U.S. Secretary of State Antony Blinken recently condemned government-imposed internet shutdowns and other tactics which hinder freedom of expression online.

The Burmese military’s shutdown of the internet has not only obstructed information and media websites. They’ve also stopped a mobile application that allows users to track the spread of coronavirus as well as check the affected regions in accordance with the Open Observatory of Network Interference which opposes internet-based censorship.

Burmese businesses harmed by the suppression vary from farms that research prices online, to national companies that also depend on technology that protests myanmar netblocksfingasengadget. Technology is digital for their operation, Reuters reports.

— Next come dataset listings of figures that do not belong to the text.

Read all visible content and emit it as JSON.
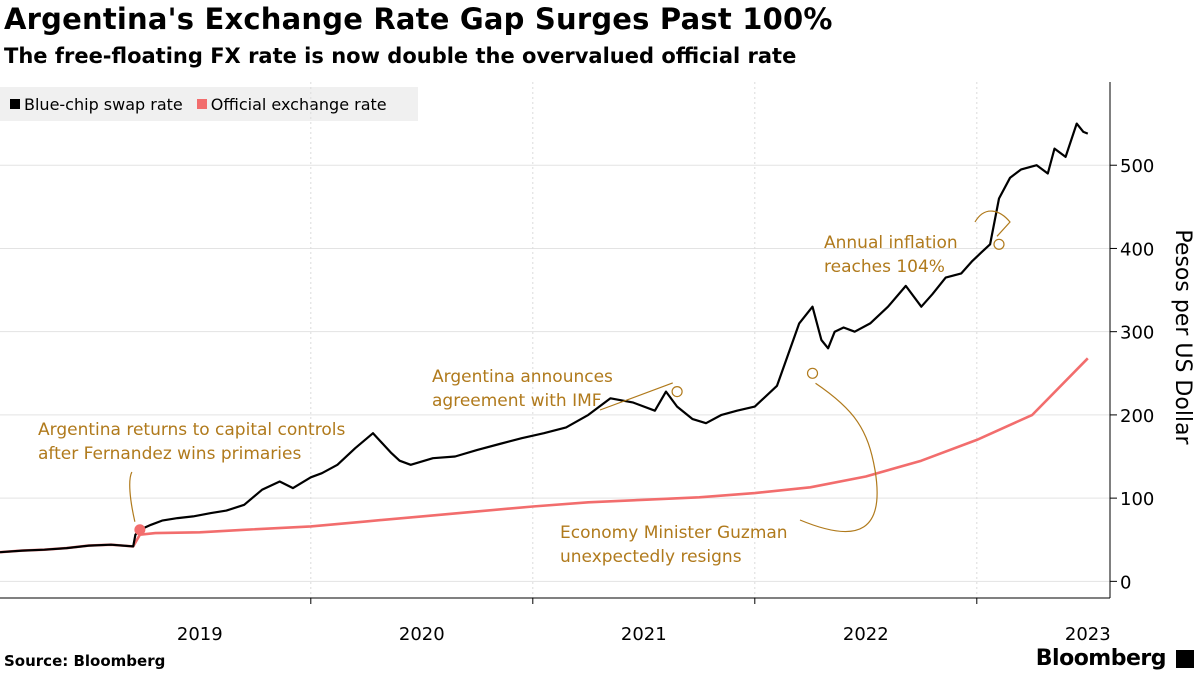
{
  "header": {
    "title": "Argentina's Exchange Rate Gap Surges Past 100%",
    "subtitle": "The free-floating FX rate is now double the overvalued official rate"
  },
  "legend": {
    "items": [
      {
        "label": "Blue-chip swap rate",
        "color": "#000000"
      },
      {
        "label": "Official exchange rate",
        "color": "#f26d6d"
      }
    ]
  },
  "footer": {
    "source": "Source: Bloomberg",
    "brand": "Bloomberg"
  },
  "chart_data": {
    "type": "line",
    "title": "Argentina's Exchange Rate Gap Surges Past 100%",
    "subtitle": "The free-floating FX rate is now double the overvalued official rate",
    "ylabel": "Pesos per US Dollar",
    "xlabel": "",
    "ylim": [
      -20,
      600
    ],
    "xlim": [
      2018.6,
      2023.6
    ],
    "yticks": [
      0,
      100,
      200,
      300,
      400,
      500
    ],
    "xticks": [
      {
        "label": "2019",
        "value": 2019.5
      },
      {
        "label": "2020",
        "value": 2020.5
      },
      {
        "label": "2021",
        "value": 2021.5
      },
      {
        "label": "2022",
        "value": 2022.5
      },
      {
        "label": "2023",
        "value": 2023.5
      }
    ],
    "year_boundaries": [
      2020.0,
      2021.0,
      2022.0,
      2023.0
    ],
    "legend_position": "top-left",
    "series": [
      {
        "name": "Blue-chip swap rate",
        "color": "#000000",
        "x": [
          2018.6,
          2018.7,
          2018.8,
          2018.9,
          2019.0,
          2019.1,
          2019.2,
          2019.21,
          2019.23,
          2019.28,
          2019.33,
          2019.4,
          2019.47,
          2019.55,
          2019.62,
          2019.7,
          2019.78,
          2019.86,
          2019.92,
          2020.0,
          2020.05,
          2020.12,
          2020.2,
          2020.28,
          2020.36,
          2020.4,
          2020.45,
          2020.55,
          2020.65,
          2020.75,
          2020.85,
          2020.95,
          2021.05,
          2021.15,
          2021.25,
          2021.35,
          2021.45,
          2021.55,
          2021.6,
          2021.65,
          2021.72,
          2021.78,
          2021.85,
          2021.92,
          2022.0,
          2022.1,
          2022.2,
          2022.26,
          2022.3,
          2022.33,
          2022.36,
          2022.4,
          2022.45,
          2022.52,
          2022.6,
          2022.68,
          2022.75,
          2022.8,
          2022.86,
          2022.93,
          2022.98,
          2023.02,
          2023.06,
          2023.1,
          2023.15,
          2023.2,
          2023.27,
          2023.32,
          2023.35,
          2023.4,
          2023.45,
          2023.48,
          2023.5
        ],
        "values": [
          35,
          37,
          38,
          40,
          43,
          44,
          42,
          56,
          62,
          68,
          73,
          76,
          78,
          82,
          85,
          92,
          110,
          120,
          112,
          125,
          130,
          140,
          160,
          178,
          155,
          145,
          140,
          148,
          150,
          158,
          165,
          172,
          178,
          185,
          200,
          220,
          215,
          205,
          228,
          210,
          195,
          190,
          200,
          205,
          210,
          235,
          310,
          330,
          290,
          280,
          300,
          305,
          300,
          310,
          330,
          355,
          330,
          345,
          365,
          370,
          385,
          395,
          405,
          460,
          485,
          495,
          500,
          490,
          520,
          510,
          550,
          540,
          538
        ]
      },
      {
        "name": "Official exchange rate",
        "color": "#f26d6d",
        "x": [
          2018.6,
          2018.7,
          2018.8,
          2018.9,
          2019.0,
          2019.1,
          2019.2,
          2019.23,
          2019.3,
          2019.5,
          2019.7,
          2020.0,
          2020.25,
          2020.5,
          2020.75,
          2021.0,
          2021.25,
          2021.5,
          2021.75,
          2022.0,
          2022.25,
          2022.5,
          2022.75,
          2023.0,
          2023.25,
          2023.5
        ],
        "values": [
          35,
          37,
          38,
          40,
          43,
          44,
          42,
          56,
          58,
          59,
          62,
          66,
          72,
          78,
          84,
          90,
          95,
          98,
          101,
          106,
          113,
          126,
          145,
          170,
          200,
          268
        ]
      }
    ],
    "annotations": [
      {
        "label": "Argentina returns to capital controls after Fernandez wins primaries",
        "lines": [
          "Argentina returns to capital controls",
          "after Fernandez wins primaries"
        ],
        "x": 2019.23,
        "y": 62
      },
      {
        "label": "Argentina announces agreement with IMF",
        "lines": [
          "Argentina announces",
          "agreement with IMF"
        ],
        "x": 2021.65,
        "y": 228
      },
      {
        "label": "Economy Minister Guzman unexpectedly resigns",
        "lines": [
          "Economy Minister Guzman",
          "unexpectedly resigns"
        ],
        "x": 2022.26,
        "y": 250
      },
      {
        "label": "Annual inflation reaches 104%",
        "lines": [
          "Annual inflation",
          "reaches 104%"
        ],
        "x": 2023.1,
        "y": 405
      }
    ]
  }
}
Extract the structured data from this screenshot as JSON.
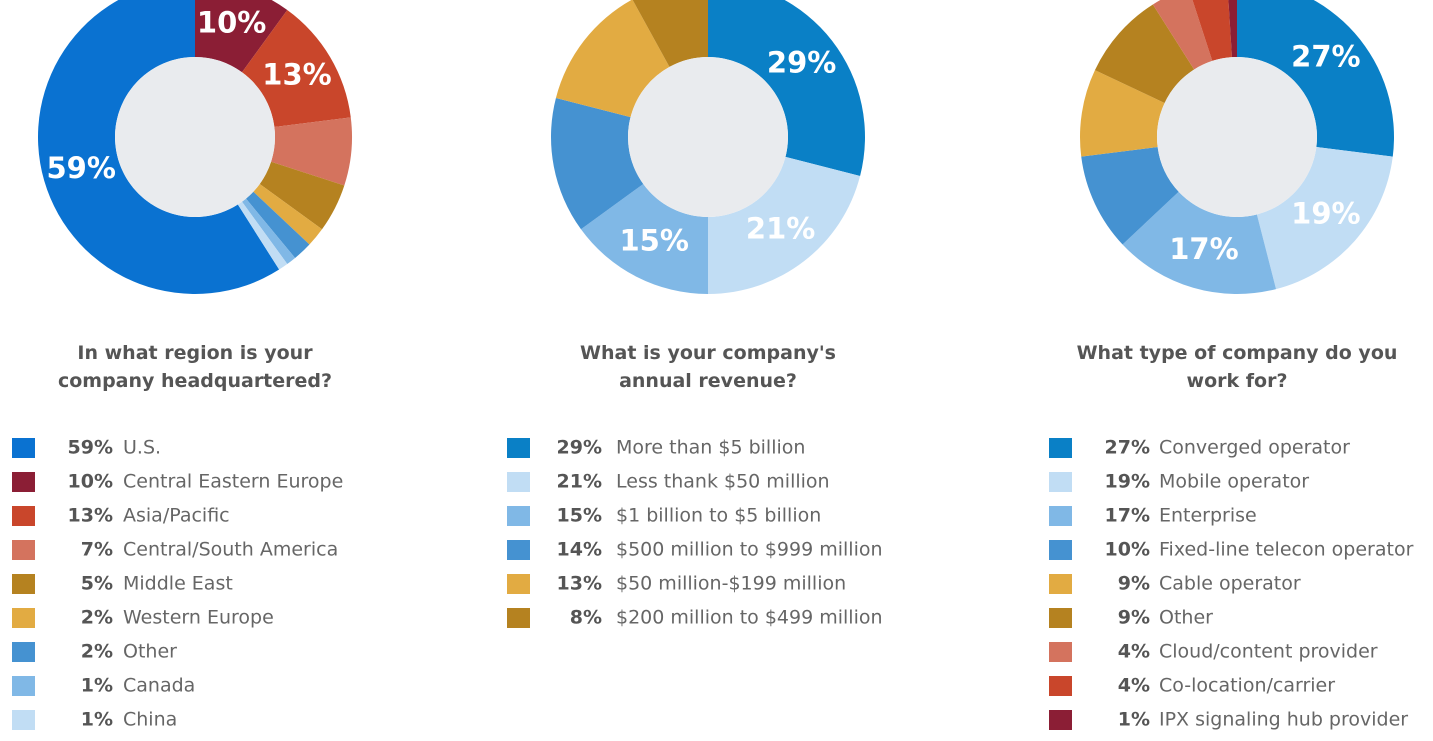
{
  "chart_data": [
    {
      "type": "donut",
      "title": "In what region is your company headquartered?",
      "categories": [
        "U.S.",
        "Central Eastern Europe",
        "Asia/Pacific",
        "Central/South America",
        "Middle East",
        "Western Europe",
        "Other",
        "Canada",
        "China"
      ],
      "values": [
        59,
        10,
        13,
        7,
        5,
        2,
        2,
        1,
        1
      ],
      "value_labels": [
        "59%",
        "10%",
        "13%",
        "7%",
        "5%",
        "2%",
        "2%",
        "1%",
        "1%"
      ],
      "colors": [
        "#0a72d1",
        "#8b1e35",
        "#c9462b",
        "#d4735e",
        "#b58220",
        "#e2ab42",
        "#4592d1",
        "#80b8e6",
        "#c1ddf4"
      ]
    },
    {
      "type": "donut",
      "title": "What is your company's annual revenue?",
      "categories": [
        "More than $5 billion",
        "Less thank $50 million",
        "$1 billion to $5 billion",
        "$500 million to $999 million",
        "$50 million-$199 million",
        "$200 million to $499 million"
      ],
      "values": [
        29,
        21,
        15,
        14,
        13,
        8
      ],
      "value_labels": [
        "29%",
        "21%",
        "15%",
        "14%",
        "13%",
        "8%"
      ],
      "colors": [
        "#0a80c6",
        "#c1ddf4",
        "#80b8e6",
        "#4592d1",
        "#e2ab42",
        "#b58220"
      ]
    },
    {
      "type": "donut",
      "title": "What type of company do you work for?",
      "categories": [
        "Converged operator",
        "Mobile operator",
        "Enterprise",
        "Fixed-line telecon operator",
        "Cable operator",
        "Other",
        "Cloud/content provider",
        "Co-location/carrier",
        "IPX signaling hub provider"
      ],
      "values": [
        27,
        19,
        17,
        10,
        9,
        9,
        4,
        4,
        1
      ],
      "value_labels": [
        "27%",
        "19%",
        "17%",
        "10%",
        "9%",
        "9%",
        "4%",
        "4%",
        "1%"
      ],
      "colors": [
        "#0a80c6",
        "#c1ddf4",
        "#80b8e6",
        "#4592d1",
        "#e2ab42",
        "#b58220",
        "#d4735e",
        "#c9462b",
        "#8b1e35"
      ]
    }
  ]
}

Oliver Spencer, of Free Expression Myanmar Oliver Spencer, from Free Expression Myanmar military’s network shut downs hurt everyone. “Shutting down the internet is intended as just one demonstration of their total power,” he told Wired magazine.”But it’s a massive self-harm.” The end result is that the harm will affect the population of Burma’s 54 million, the majority of whom depend on wireless internet for information. “As protests escalate in Burma, the purpose of the shutdown is to instill fear and to prevent people from communicating, organizing demonstrations or accessing critical details,” the Centre for International Governance Innovation declares.